Au contraire, le vide culturel créé par le contact avec la culture institutionnelle de l'État colonial a renforcé et perpétué la primauté de la force sur le droit c'est-à-dire la loi de la jungle qui s'est perpétuée à travers l'émergence d'une culture de l'impunité, de la terreur et de l'impuissance d'une population victime et otage de son élite. Dans cette primauté de la force sur le droit, qui gagne le pouvoir prend tout, celui qui le perd, perd tout, même sa vie.

d) Dans l'évolution du Rwanda vers des crises de gouvernance avec des débordements ethniques les facteurs internes à l'organisation sociale renvoient, en fait, à des facteurs externes plus ou moins masqués au départ. Et c'est ainsi que, par exemple :

- la monopolisation des institutions communes par l'élite Tutsi a été rendue possible par l'idéologie suprémaciste des ethnologues européens sur l'existence au Rwanda d'une race de l'époque d'aristocrates Tutsi nés pour commander et d'une race inférieure de roturiers Hutu nés pour servir.

- la monopolisation des institutions communes par l'élite Hutu de l'époque post-coloniale a été rendue possible par l'idéologie suprémaciste des politicologues européens sur la démocratisation des institutions communes. Dans cette démocratisation des institutions, l'accès du peuple majoritaire Hutu (un homme, une voix) aux secteurs-clés de la vie nationale devait se faire au détriment des autres ethnies taxées de minoritaires.

Une analyse de l'articulation entre facteurs internes et facteurs externes des crises de gouvernance avec des débordements ethniques est de ce fait indispensable si l'on veut éviter de prendre les effets pour les causes. Cette analyse à double intérêt :

- permettre de repérer les aspects du fonctionnement des institutions du pays les plus sensibles aux phénomènes extérieurs;

- permettre une prise de conscience du changement possible à l'intérieur des institu-tions communes en voyant les limites éventuelles dues aux facteurs externes dans

l'évolution du Rwanda vers des crises de gouvernance avec des débordements ethni-ques.

1. THÈME DE LA JOURNÉE :

Les représentations issues de notre histoire personnelle et de la mémoire collective qui colorent ou déforment, à notre insu, notre façon d'agir, de penser et de ressentir à l'égard des autres ethnies.

Notre façon d'agir, de penser et de ressentir à l'égard des personnes d'un ethnie différente est souvent le reflet des expériences heureuses ou moins heureuses que nous avons vécues avec quelques membres de cette ethnie. Elle est aussi en partie déterminée par les croyances, mythes, contes pour enfants, histoires, etc. véhiculées par notre milieu d'appartenance à propos de cette ethnie et que nous avons intériorisés tout au long de notre éducation.

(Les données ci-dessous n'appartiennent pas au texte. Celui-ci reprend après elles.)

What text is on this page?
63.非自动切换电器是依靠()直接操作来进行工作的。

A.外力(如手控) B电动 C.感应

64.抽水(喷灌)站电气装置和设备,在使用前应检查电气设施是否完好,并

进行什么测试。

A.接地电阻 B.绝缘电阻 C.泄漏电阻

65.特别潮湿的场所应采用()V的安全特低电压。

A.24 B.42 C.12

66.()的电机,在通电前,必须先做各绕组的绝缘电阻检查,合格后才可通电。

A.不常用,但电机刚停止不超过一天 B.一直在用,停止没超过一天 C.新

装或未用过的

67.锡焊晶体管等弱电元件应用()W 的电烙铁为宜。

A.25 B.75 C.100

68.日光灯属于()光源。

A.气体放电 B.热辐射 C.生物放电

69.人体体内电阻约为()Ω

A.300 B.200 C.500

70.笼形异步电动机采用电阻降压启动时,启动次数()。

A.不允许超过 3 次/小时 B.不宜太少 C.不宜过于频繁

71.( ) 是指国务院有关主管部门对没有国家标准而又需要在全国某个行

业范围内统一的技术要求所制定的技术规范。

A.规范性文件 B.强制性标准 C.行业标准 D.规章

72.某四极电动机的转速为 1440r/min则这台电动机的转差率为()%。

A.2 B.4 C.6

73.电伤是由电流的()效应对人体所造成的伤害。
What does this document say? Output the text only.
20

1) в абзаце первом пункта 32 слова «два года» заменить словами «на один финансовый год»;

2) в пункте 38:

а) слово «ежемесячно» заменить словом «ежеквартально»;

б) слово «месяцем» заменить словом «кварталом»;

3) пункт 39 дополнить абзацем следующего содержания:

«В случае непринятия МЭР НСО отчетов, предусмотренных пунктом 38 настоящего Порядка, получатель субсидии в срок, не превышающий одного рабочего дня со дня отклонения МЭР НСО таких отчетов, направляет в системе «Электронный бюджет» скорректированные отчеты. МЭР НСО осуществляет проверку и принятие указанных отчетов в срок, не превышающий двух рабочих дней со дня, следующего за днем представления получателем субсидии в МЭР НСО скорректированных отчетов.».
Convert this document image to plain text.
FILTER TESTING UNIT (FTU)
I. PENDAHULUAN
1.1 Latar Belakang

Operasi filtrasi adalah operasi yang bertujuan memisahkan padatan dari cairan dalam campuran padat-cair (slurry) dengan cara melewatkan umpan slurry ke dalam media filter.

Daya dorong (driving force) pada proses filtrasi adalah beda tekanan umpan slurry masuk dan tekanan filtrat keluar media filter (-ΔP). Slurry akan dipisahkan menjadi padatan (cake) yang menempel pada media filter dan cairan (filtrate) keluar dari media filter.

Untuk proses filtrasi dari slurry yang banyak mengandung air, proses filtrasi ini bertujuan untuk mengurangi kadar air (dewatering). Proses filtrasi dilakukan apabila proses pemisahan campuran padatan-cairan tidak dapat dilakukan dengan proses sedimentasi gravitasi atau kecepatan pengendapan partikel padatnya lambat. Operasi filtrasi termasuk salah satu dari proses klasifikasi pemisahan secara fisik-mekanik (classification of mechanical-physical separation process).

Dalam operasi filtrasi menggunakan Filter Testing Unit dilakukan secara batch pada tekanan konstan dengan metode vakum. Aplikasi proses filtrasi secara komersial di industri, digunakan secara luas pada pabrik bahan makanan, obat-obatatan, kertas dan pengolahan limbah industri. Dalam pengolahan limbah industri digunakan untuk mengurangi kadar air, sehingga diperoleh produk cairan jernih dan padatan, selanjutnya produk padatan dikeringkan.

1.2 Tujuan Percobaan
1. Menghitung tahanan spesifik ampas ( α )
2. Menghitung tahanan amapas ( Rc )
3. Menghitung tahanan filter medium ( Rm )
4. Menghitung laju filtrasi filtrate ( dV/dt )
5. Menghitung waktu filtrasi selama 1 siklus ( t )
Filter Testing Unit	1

Les expériences personnelles de même que les acquis de la mémoire collective sont en grande partie à l'origine de la vision que nous avons de nous-mêmes et des autres perçus et/ou vécus comme différents en fonction de leur groupe d'appartenance (famille, ethnie, formation politique, etc.)

Cette vision de nous-mêmes et des autres a un effet déterminant sur nos sentiments d'ouverture ou de rigidité à l'égard de la diversité ethnique rwandaise.